Across the three phases outlined by the bill, telehealth origination sites would expand incrementally to include any rural health clinic or federally qualified health clinic and metropolitan counties with populations above 100,000 people. Applications would include video conferencing between patients and telehealth professionals as well as “store and forward” – recording clinical data from patients and then forwarding to another site or health care provider for evaluation.
The bill would also include remote patient monitoring capabilities as part of chronic care for patients with chronic obstructive pulmonary disease, diabetes and heart failure. Remote patient monitoring uses home-based or mobile devices to electronically transmit vital sign data or other patient information to a health care professional for review and interpretation.

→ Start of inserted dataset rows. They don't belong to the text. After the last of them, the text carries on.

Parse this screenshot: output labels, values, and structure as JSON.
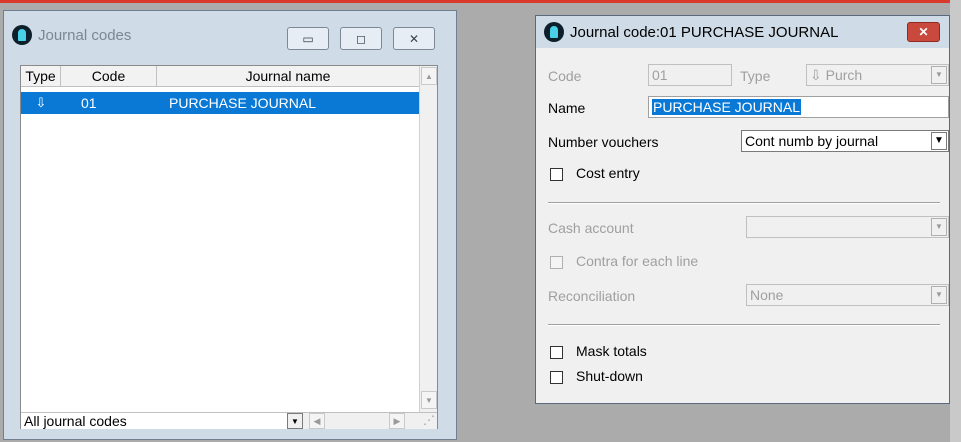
{
  "colors": {
    "selection": "#0a79d6",
    "accent_line": "#d93a2b",
    "close_button": "#c94a3d"
  },
  "list_window": {
    "title": "Journal codes",
    "controls": {
      "minimize": "▭",
      "maximize": "◻",
      "close": "✕"
    },
    "columns": [
      "Type",
      "Code",
      "Journal name"
    ],
    "rows": [
      {
        "type_icon": "purchase-type-icon",
        "type_glyph": "⇩",
        "code": "01",
        "name": "PURCHASE JOURNAL",
        "selected": true
      }
    ],
    "filter": {
      "value": "All journal codes"
    }
  },
  "detail_window": {
    "title": "Journal code:01 PURCHASE JOURNAL",
    "close_glyph": "✕",
    "code_label": "Code",
    "code_value": "01",
    "type_label": "Type",
    "type_value": "Purch",
    "type_glyph": "⇩",
    "name_label": "Name",
    "name_value": "PURCHASE JOURNAL",
    "number_vouchers_label": "Number vouchers",
    "number_vouchers_value": "Cont numb by journal",
    "cost_entry_label": "Cost entry",
    "cost_entry_checked": false,
    "cash_account_label": "Cash account",
    "cash_account_value": "",
    "contra_label": "Contra for each line",
    "contra_checked": false,
    "reconciliation_label": "Reconciliation",
    "reconciliation_value": "None",
    "mask_totals_label": "Mask totals",
    "mask_totals_checked": false,
    "shutdown_label": "Shut-down",
    "shutdown_checked": false
  }
}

The bill holds particular promise for patients with chronic respiratory conditions, who sometimes cannot access care from respiratory therapists because of reimbursement challenges. Incorporating respiratory therapists and remote monitoring into Medicare statute could better allow patients to manage conditions such as COPD.
[READ: “Improving Access to Respiratory Care”]
Current Medicare Coverage for Telehealth
Current Medicare coverage of telehealth services is limited to rural counties and health shortage areas and often requires that the patient be at a health facility. Practitioners who can provide telehealth services are likewise limited. And only a select number of services – such as counseling services, patient assessments and smoking cessation – are covered. Remote patient monitoring is not.
H.R. 2948 has garnered bipartisan support in the House of Representative as well as backing from several patient and professional groups. A letter from bill author Rep. Mike Thompson (D-Calif.) noted support from the AARP, the American Association of Respiratory Care and the American Heart Association, among others. Telehealth measures have been projected to save the Medicare system more than $1 billion over 10 years or $126 per commercial telehealth visit.